What Happens If Ken Paxton's Seat as AG Is Vacated?
Attorney General Ken Paxton has been in the headlines a lot as of recent. Not in the way his predecessor and current boss Greg Abbott used to (typically, by announcing that he was suing the federal government), but rather by vowing to fight against indictments on three securities fraud felonies for actions he took during his time as a state senator.
But, while Paxton’s camp battens down the hatches, rumors of replacement swirl ahead of what could be a lengthy trial-and-appeals process and a new poll shows 62 percent of Texas Republicans believe he should resign.

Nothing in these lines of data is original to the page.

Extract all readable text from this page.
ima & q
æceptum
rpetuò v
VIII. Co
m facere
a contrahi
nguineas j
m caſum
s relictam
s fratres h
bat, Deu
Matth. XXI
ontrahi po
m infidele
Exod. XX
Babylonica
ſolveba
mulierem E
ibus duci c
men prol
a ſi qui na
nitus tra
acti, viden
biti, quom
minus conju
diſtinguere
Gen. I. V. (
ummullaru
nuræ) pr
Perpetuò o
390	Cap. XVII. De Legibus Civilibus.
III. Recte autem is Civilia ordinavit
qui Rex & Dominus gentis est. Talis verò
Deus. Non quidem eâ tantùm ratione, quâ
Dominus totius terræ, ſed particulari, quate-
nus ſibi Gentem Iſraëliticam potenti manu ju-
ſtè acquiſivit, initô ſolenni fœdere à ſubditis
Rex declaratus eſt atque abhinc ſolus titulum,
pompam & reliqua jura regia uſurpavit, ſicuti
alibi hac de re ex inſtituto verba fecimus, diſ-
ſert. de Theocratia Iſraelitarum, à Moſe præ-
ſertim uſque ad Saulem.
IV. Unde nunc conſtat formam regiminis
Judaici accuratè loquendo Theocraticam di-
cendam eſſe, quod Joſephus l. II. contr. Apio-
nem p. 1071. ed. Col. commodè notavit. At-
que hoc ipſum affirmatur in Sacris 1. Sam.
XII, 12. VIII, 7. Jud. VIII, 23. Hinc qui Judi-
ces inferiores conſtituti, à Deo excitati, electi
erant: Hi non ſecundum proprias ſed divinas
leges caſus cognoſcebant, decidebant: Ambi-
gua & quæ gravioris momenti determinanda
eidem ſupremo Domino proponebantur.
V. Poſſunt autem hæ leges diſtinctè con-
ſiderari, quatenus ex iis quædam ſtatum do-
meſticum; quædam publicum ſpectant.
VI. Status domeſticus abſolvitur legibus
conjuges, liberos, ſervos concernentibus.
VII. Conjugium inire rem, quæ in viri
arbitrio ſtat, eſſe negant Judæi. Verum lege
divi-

So, if there were a vacancy in his seat – whether by resignation or conviction – who would replace the AG, and how would the state go about doing so?
Paxton’s certainly not the only statewide official to stare down an indictment – he’s not even the only one to do so within the past year – but his case is different: He’s facing a trial that could last years and a potential sentence of up to 99 years. And the charges against him haven’t been couched as “politically motivated” near as often as they have been in ex-Gov. Rick Perry’s case, says Jim Henson of the Texas Politics Project.
Henson says Perry’s prosecution gave him “legal cover” because it took place in a political context, allowing fellow Republicans to rally around him. Despite the fact that Paxton’s case was instigated by a left-leaning group, the political aspect has been sidelined in the case of Paxton.
“I think it’s a possibility that, if this goes a certain way, he could be induced to step down largely as a result of pressure by other Republicans,” Henson says. “I don’t think we’re there yet, but I do think the circumstances of this legal problem don’t provide him the kind of legal cover that some people have had in these kinds of situations.”
That lack of us-versus-them has allowed for a fair bit of bet-hedging, though it’s pretty much gone unspoken.
If the AG were to resign, his predecessor would be chosen by Gov. Greg Abbott, per the Texas Constitution.
Article Four of the Texas Constitution allows the governor to appoint a successor to a vacated statewide seat. So, if Paxton steps down, or on the far-off chance that he’s convicted during his term, Abbott will choose his successor.
If the legislature’s in session at the time, that appointment will go to the Senate for a two-thirds vote of approval. Recess appointments, however, allow the appointee to hit the ground running and immediately hold the seat, though the Senate can confirm the appointment during the next legislative session.
That appointment extends until the next general election.
In the case of Paxton, there are plenty of names floating around for replacements – the Twitter-famous Texas Supreme Court Justice Don Willett, fellow Justice Eva Guzman and ex-Chief Justice Wallace Jefferson are rumored to be some of the frontrunners to take over the mantle, should Paxton resign.
But, Henson says, though there may be many waiting in the wings for a potential resignation, they’re not going to break party line to pitch their qualifications to Abbott, at least not publicly.
“As far as being a possible successor, it’s a subtle and difficult game, if you’re one of those people,” he says. “Because you don’t want to poison the well by presuming that this would happen. I don’t think people are really in a position to express their willingness to serve, under the circumstance.”